People v. Buckner, 23 Ill. App. 3d 557 (1974)

Nov. 21, 1974 · Illinois Appellate Court · No. 12625
23 Ill. App. 3d 557

The People of the State of Illinois, Plaintiff-Appellee, v. Clarence E. Buckner, Defendant-Appellant.

(No. 12625;

Fourth District

November 21, 1974.

*558Richard J. Wilson and Bruce Stratton, both of State Appellate Defender’s Office, of Springfield, for appellant.

Robert J. Bier, State’s Attorney, of Quincy (Kai A. Wallis, of Circuit Attorneys Project, of counsel), for the People.

Mr. JUSTICE SIMKINS

delivered the opinion of the court:

Defendant, Clarence E. Buckner, appeals from his conviction for the offense of burglary and from a sentence imposed of 2 to 6 years’ imprisonment. The sole issue before this court is whether the minimum sentence is excessive.

On January 10, 1974, defendant was found guilty following a bench trial. The evidence adduced at the trial established that defendant was unarmed and entered an unoccupied tavern in the early morning hours. Defendant was apprehended inside the tavern. A sentencing hearing was held on February 20, 1974. The presentence report indicated that this 23-year-old defendant had been convicted of burglary and theft in Missouri in 1971. The State recommended a 4-year minimum based on defendant’s prior burglary conviction. The trial court then imposed a 2- to 6-year term of imprisonment.

Defendant contends that the trial court abused its discretion in imposing a 2-year minimum. We do not agree. Under the Unified Code of Corrections (Ill. Rev.
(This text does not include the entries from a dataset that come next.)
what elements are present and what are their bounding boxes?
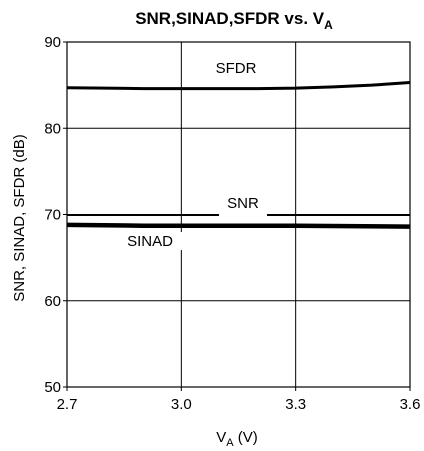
x-tick-label: 3.0 [171,396,192,413]
series-line-sfdr [66,81,411,91]
chart-title: SNR,SINAD,SFDR vs. VA [135,9,333,32]
x-tick-label: 2.7 [57,396,78,413]
series-label-sinad: SINAD [127,233,173,250]
x-axis-label-subscript: A [226,437,234,449]
y-ticks: 50 60 70 80 90 [44,34,67,396]
sinad-label-bg [118,232,182,250]
y-axis-label: SNR, SINAD, SFDR (dB) [11,134,28,302]
series-label-sfdr: SFDR [216,60,257,77]
x-tick-label: 3.3 [285,396,306,413]
series-label-snr: SNR [227,195,259,212]
x-axis-label: VA (V) [216,429,258,449]
y-tick-label: 70 [44,207,61,224]
x-ticks: 2.7 3.0 3.3 3.6 [57,387,421,413]
snr-label-gap [219,212,267,219]
y-tick-label: 50 [44,379,61,396]
series-line-sinad [66,222,411,229]
y-tick-label: 60 [44,293,61,310]
x-axis-label-unit: (V) [234,429,258,446]
chart-title-subscript: A [324,18,333,32]
y-tick-label: 90 [44,34,61,51]
x-tick-label: 3.6 [400,396,421,413]
y-tick-label: 80 [44,120,61,137]
series-group: SFDR SNR SINAD [66,60,411,250]
x-axis-label-main: V [216,429,226,446]
grid [67,42,410,387]
chart-title-main: SNR,SINAD,SFDR vs. V [135,9,325,28]
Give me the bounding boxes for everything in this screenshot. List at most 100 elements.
Stat. 1973, ch. 38, par. 1001-1-1 et seq.) burglary is a Class 2 felony with a 1-year minimum "unless the court, having regard to the nature and circumstances of the offense and the history and character of the defendant, sets a higher minimum term.” (Par. 1005— 8 — 1(c)(3).) The record here indicates that defendant had been convicted of burglary in 1971. Furthermore, the trial court heard the evidence adduced at the trial and at the hearing on aggravation and mitigation and is certainly in a better position to make a sound determination in regard to sentencing than is this court. (See People v. Caldwell, 39 Ill.2d 346, 236 N.E.2d 706; People v. Taylor, 33 Ill.2d 417, 211 N.E.2d 673.) We hold that the trial court clearly did not abuse its discretion in imposing the 2-year minimum sentence.

Accordingly, for the reasons stated above the sentence imposed by the circuit court of Adams County is hereby affirmed:

Judgment affirmed.

TRAPP, P. J, and CRAVEN, J., concur.